If you’re in Milwaukee, and want to learn to play the Viper way*, give me a ring. Here’s the text of the ad, as I just reposted it earlier this afternoon. As you’ll see, I tempt would-be students with free mp3 samples of my playing in action. Feel free to sample yourself!

GUITAR, UKULELE, MANDOLIN LESSONS

Do you play a stringed instrument? Want to?

Challenge your playing by working with a teacher who can draw on more than 25 years of professional performance experience in rock, country, traditional jazz, bluegrass, jug, and other old time styles.

I can help you develop your skills and a broader sense of music theory on acoustic or electric guitar, ukulele, mandolin or, really, any instrument that you can pluck or strum. (And some you can’t — I’ve provided audio examples of my playing on various instruments below.)

I am willing to teach all levels, but am especially suited to working with intermediate-level musicians seeking to become competent on unfamiliar instruments or in unfamiliar styles (e.g., are you a metal shredder who wants to play in a traditional bluegrass band?). I can also help you learn to better accompany yourself as a singer or songwriter.

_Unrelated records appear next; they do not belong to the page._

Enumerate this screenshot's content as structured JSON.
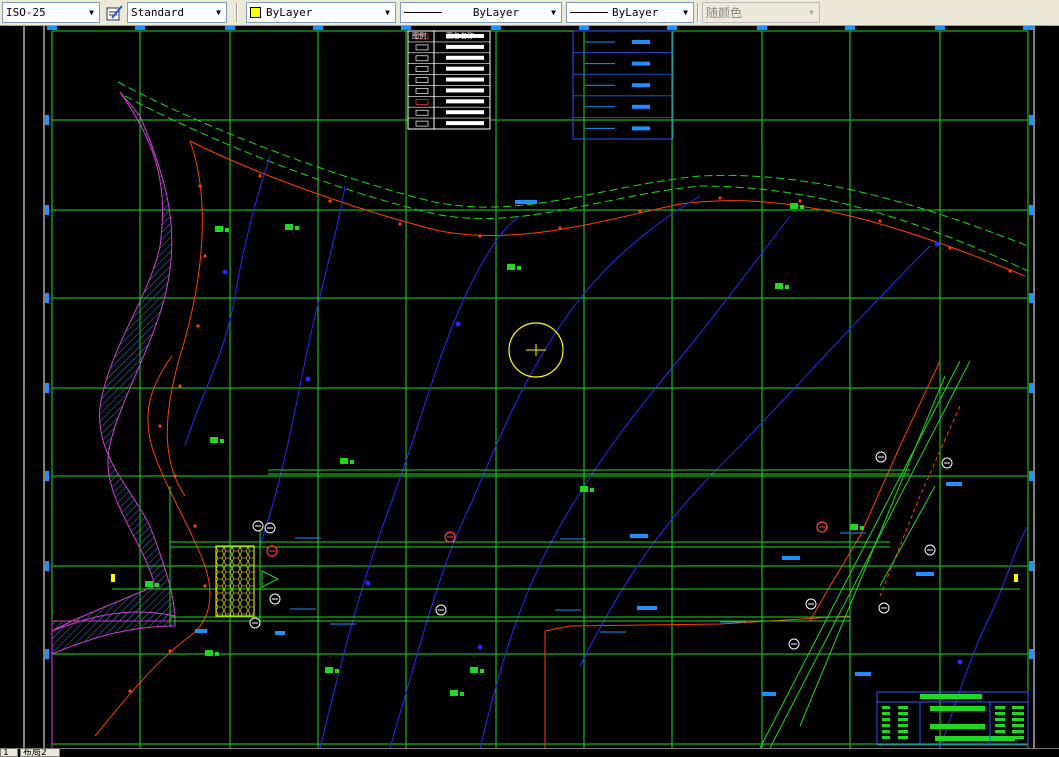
{
  "toolbar": {
    "dimstyle": "ISO-25",
    "textstyle": "Standard",
    "layer_color": "ByLayer",
    "linetype": "ByLayer",
    "lineweight": "ByLayer",
    "plotstyle": "随颜色"
  },
  "tabs": [
    "1",
    "布局2"
  ],
  "legend_table": {
    "rows": [
      "图例",
      "",
      "",
      "工",
      "",
      "",
      "",
      "",
      ""
    ],
    "names": [
      "图名名称",
      "",
      "",
      "",
      "",
      "",
      "",
      "",
      ""
    ],
    "icons": [
      "hatch-icon",
      "pipe-icon",
      "stair-icon",
      "gate-icon",
      "tank-icon",
      "pump-icon",
      "valve-icon",
      "box-icon",
      "tower-icon"
    ]
  },
  "colors": {
    "grid": "#1fd81f",
    "river_edge": "#d33fd3",
    "river_hatch": "#3f7fd8",
    "red_line": "#ff4000",
    "blue_line": "#2a2aff",
    "label_blue": "#1e90ff",
    "yellow": "#ffff00",
    "white": "#ffffff"
  }
}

My rates are $20 for a half-hour session, $30 for an hour, or $45 for sessions up to two hours long. I am located in the Washington Heights neighborhood of Milwaukee, and am willing (within reason) to travel to meet you. Call me at 414-231-3148 and stop letting that instrument collect dust.

EXAMPLES OF MY PLAYING VARIOUS INSTRUMENTS / STYLES

Feel free to right-click and download any of these mp3 files.

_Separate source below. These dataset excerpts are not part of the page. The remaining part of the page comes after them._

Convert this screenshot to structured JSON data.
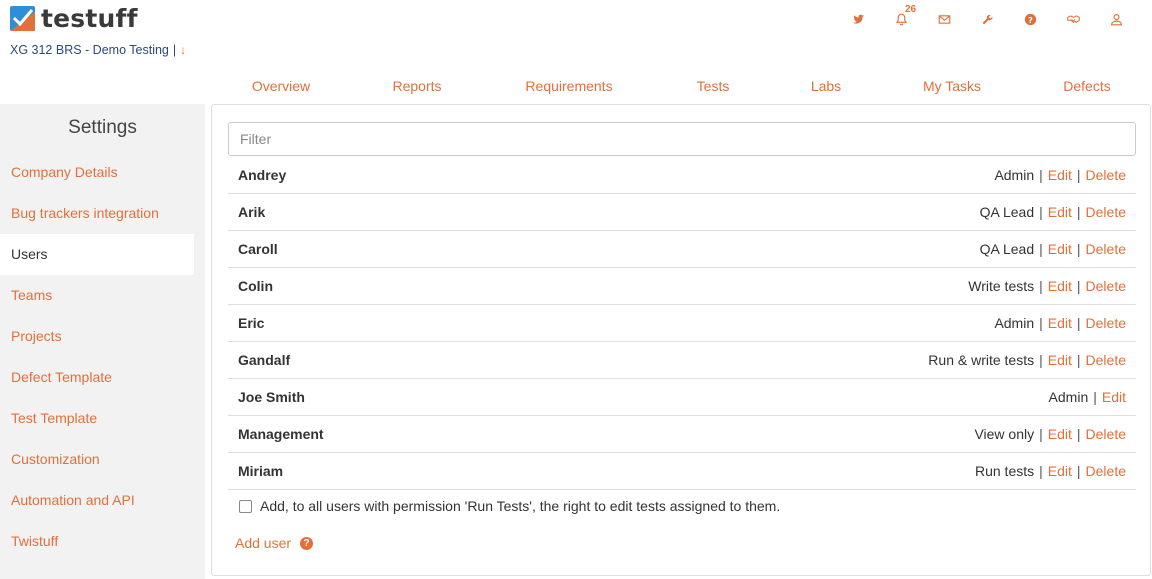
{
  "brand": {
    "name": "testuff",
    "accent": "#e2703a",
    "logo_blue": "#2e8fd8"
  },
  "project": {
    "name": "XG 312 BRS - Demo Testing",
    "separator": "|"
  },
  "header_icons": [
    {
      "name": "twitter-icon"
    },
    {
      "name": "bell-icon",
      "badge": "26"
    },
    {
      "name": "mail-icon"
    },
    {
      "name": "wrench-icon"
    },
    {
      "name": "help-icon"
    },
    {
      "name": "handshake-icon"
    },
    {
      "name": "user-icon"
    }
  ],
  "nav": {
    "tabs": [
      "Overview",
      "Reports",
      "Requirements",
      "Tests",
      "Labs",
      "My Tasks",
      "Defects"
    ]
  },
  "sidebar": {
    "title": "Settings",
    "items": [
      {
        "label": "Company Details",
        "active": false
      },
      {
        "label": "Bug trackers integration",
        "active": false
      },
      {
        "label": "Users",
        "active": true
      },
      {
        "label": "Teams",
        "active": false
      },
      {
        "label": "Projects",
        "active": false
      },
      {
        "label": "Defect Template",
        "active": false
      },
      {
        "label": "Test Template",
        "active": false
      },
      {
        "label": "Customization",
        "active": false
      },
      {
        "label": "Automation and API",
        "active": false
      },
      {
        "label": "Twistuff",
        "active": false
      }
    ]
  },
  "main": {
    "filter_placeholder": "Filter",
    "edit_label": "Edit",
    "delete_label": "Delete",
    "users": [
      {
        "name": "Andrey",
        "role": "Admin",
        "can_delete": true
      },
      {
        "name": "Arik",
        "role": "QA Lead",
        "can_delete": true
      },
      {
        "name": "Caroll",
        "role": "QA Lead",
        "can_delete": true
      },
      {
        "name": "Colin",
        "role": "Write tests",
        "can_delete": true
      },
      {
        "name": "Eric",
        "role": "Admin",
        "can_delete": true
      },
      {
        "name": "Gandalf",
        "role": "Run & write tests",
        "can_delete": true
      },
      {
        "name": "Joe Smith",
        "role": "Admin",
        "can_delete": false
      },
      {
        "name": "Management",
        "role": "View only",
        "can_delete": true
      },
      {
        "name": "Miriam",
        "role": "Run tests",
        "can_delete": true
      }
    ],
    "checkbox_label": "Add, to all users with permission 'Run Tests', the right to edit tests assigned to them.",
    "add_user_label": "Add user"
  }
}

  • Mandolin – “Heyse Latke Kalte Latke” / “Jerusalem Ridge”This is a klezmer original semi-instrumental paired with a bluegrass standard by Bill Monroe. You’re hearing me play the lead on a Turkish-manufactured mandolin with a banjo body. The band I’m playing with is Maryland’s own Paint Branch Ramblers, caught in rehearsal.
  • Baritone ukulele – “Pennies from Heaven”Solo instrumental performance in a kind of cocktail-bar-jazz style on this pop standard. A baritone ukulele is tuned like the top four strings of a guitar (D-G-B-E) and learning how to play it is a relatively painless transition for most guitarists.
  • Electric guitar, baritone ukulele, and yodeling – “Last Call Waltz”Another original semi-instrumental in a loose honky-tonk waltz style. Wait for the bridge to hear the electric guitar (about halfway through). And, yes, I can teach you how to yodel. The band is an Illinois supergroup drawn from members of Tangleweed, the Kennett Brothers, the Corn Likkers, and the Viper and His Famous Orchestra.
  • Banjo ukulele and jug – “Everybody’s Truckin'”Ukulele accompaniment (and some singing in the middle – that’s me on the hi-de-hos) on this traditional jazz / western swing standard. Listen for the uke, jug, and comb trio in the middle, brought to you by the magic of multi-track recording. The band is the Paint Branch Ramblers.

* Incidentally, this way of framing my pitch (not the one I use in the ad itself) is taken from a famous accordion teacher in Madison, Wisconsin, on whose estate sale I worked as a young handyman for the Bethel Resale Shop in the early 1990s. His name was Rudy Burkhalter, and along with the dozens of accordions he left behind, there were piles and piles of flyers featuring a bespectacled, crew-cutted, pre-teen with a piano accordion and the invitiation to “Learn to Play the Burkhalter Way.”

I just looked him up, and it appears that there is still an annual “Rudy Burkhalter Memorial Accordion Jamboree,” last spotted at the Oregon High School Performing Arts Center in Oregon, Wisconsin (just outside of Madison). As this site notes:

Rudy Burkhalter (1911 – 1994), an immigrant from Basel, Switzerland and the upper Midwest’s foremost Swiss-American traditional musician, opened an accordion school in 1938 with his wife, Frances, teaching throughout south-central Wisconsin. Once a week, the two would travel to Monroe, New Glarus, Darlington, Dodgeville, Watertown, Beaver Dam, Richland Center, Reedsburg and Baraboo, advertising two months of free lessons as well as furnishing the accordion. Eventually teaching up to 500 students per week, with classes of 20 to 40 students, countless people in Green County learned to play the instrument.